The extra investment needs to focus on changing referral patterns, patient expectations and care pathways, as well as ensuring that new system working allows savings to hospital services to be diverted to community services.

   

Local authority funding

The squeeze on local authority funding has also had an adverse impact on many community service providers. Trusts providing community services  (particularly those that hold more local authority contracts than NHS commissioned contracts) tend to be more concerned about the precarious nature of funding for local authority-commissioned services – particularly public health services –  than CCG allocations as there have been cuts to preventative, public health and wellbeing services [3]

There are now concerns that reforms to local authorities’ finances, namely the abolition of general grant funding from 2020 and retention of council tax and business rates, risk increasing the funding gap for adult social care (The Institute for Fiscal Studies, March 2018).

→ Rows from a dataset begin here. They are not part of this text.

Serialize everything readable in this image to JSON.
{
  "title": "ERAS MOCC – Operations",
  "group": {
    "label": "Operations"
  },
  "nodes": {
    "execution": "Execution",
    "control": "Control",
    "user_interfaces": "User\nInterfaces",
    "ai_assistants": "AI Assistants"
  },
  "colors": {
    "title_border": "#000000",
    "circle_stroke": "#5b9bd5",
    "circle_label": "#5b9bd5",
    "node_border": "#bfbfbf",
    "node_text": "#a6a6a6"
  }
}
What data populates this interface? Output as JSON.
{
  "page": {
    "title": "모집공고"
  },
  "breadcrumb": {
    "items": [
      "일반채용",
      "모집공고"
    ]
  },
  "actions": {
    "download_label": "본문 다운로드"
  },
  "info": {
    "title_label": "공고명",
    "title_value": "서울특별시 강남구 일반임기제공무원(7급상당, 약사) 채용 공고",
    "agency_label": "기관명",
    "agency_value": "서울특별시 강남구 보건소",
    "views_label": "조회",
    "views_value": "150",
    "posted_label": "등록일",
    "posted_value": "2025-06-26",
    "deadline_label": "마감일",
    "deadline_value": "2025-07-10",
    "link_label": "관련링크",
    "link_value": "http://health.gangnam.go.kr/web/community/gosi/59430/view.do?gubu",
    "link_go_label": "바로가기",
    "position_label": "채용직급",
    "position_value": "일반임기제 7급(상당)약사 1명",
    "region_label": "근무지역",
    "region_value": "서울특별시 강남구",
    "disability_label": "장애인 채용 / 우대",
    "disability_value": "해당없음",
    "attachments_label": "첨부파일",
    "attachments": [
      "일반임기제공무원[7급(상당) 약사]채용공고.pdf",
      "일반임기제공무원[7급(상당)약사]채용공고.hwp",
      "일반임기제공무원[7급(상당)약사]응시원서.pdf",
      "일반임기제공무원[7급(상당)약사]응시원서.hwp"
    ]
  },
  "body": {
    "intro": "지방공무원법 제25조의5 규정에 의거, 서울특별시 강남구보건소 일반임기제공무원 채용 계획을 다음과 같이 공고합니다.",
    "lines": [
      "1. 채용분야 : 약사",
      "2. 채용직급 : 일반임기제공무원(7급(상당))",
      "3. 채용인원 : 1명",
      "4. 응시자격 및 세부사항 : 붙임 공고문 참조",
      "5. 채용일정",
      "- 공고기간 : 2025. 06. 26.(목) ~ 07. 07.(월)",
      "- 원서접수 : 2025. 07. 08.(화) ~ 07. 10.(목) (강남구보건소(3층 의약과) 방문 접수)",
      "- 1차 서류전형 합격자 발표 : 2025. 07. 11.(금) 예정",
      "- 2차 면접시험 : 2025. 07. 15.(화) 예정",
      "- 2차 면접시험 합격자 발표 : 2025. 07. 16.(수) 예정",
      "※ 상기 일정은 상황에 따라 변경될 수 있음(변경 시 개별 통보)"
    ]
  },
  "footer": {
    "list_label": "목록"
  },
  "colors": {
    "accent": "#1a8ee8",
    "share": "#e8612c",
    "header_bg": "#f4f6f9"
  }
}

Underfunding is therefore a major barrier to developing community services. Community services need proper investment commensurate with the strategic priority of building up community services. Community service providers face particular challenges in the form of block contracts, current payment systems and the squeeze on local authority funding. This combination of under-investment and specific funding challenges contributes to concerns about maintaining quality standards. Trusts providing community services need adequate financial investment to strengthen and expand community services, as well as new payment systems and contracting models.

The King’s Fund report (March 2017) found that financial pressures were having the greatest impact on services including genitourinary medicine and district nursing. In some areas, smoking cessation services are being decommissioned which concerns trusts.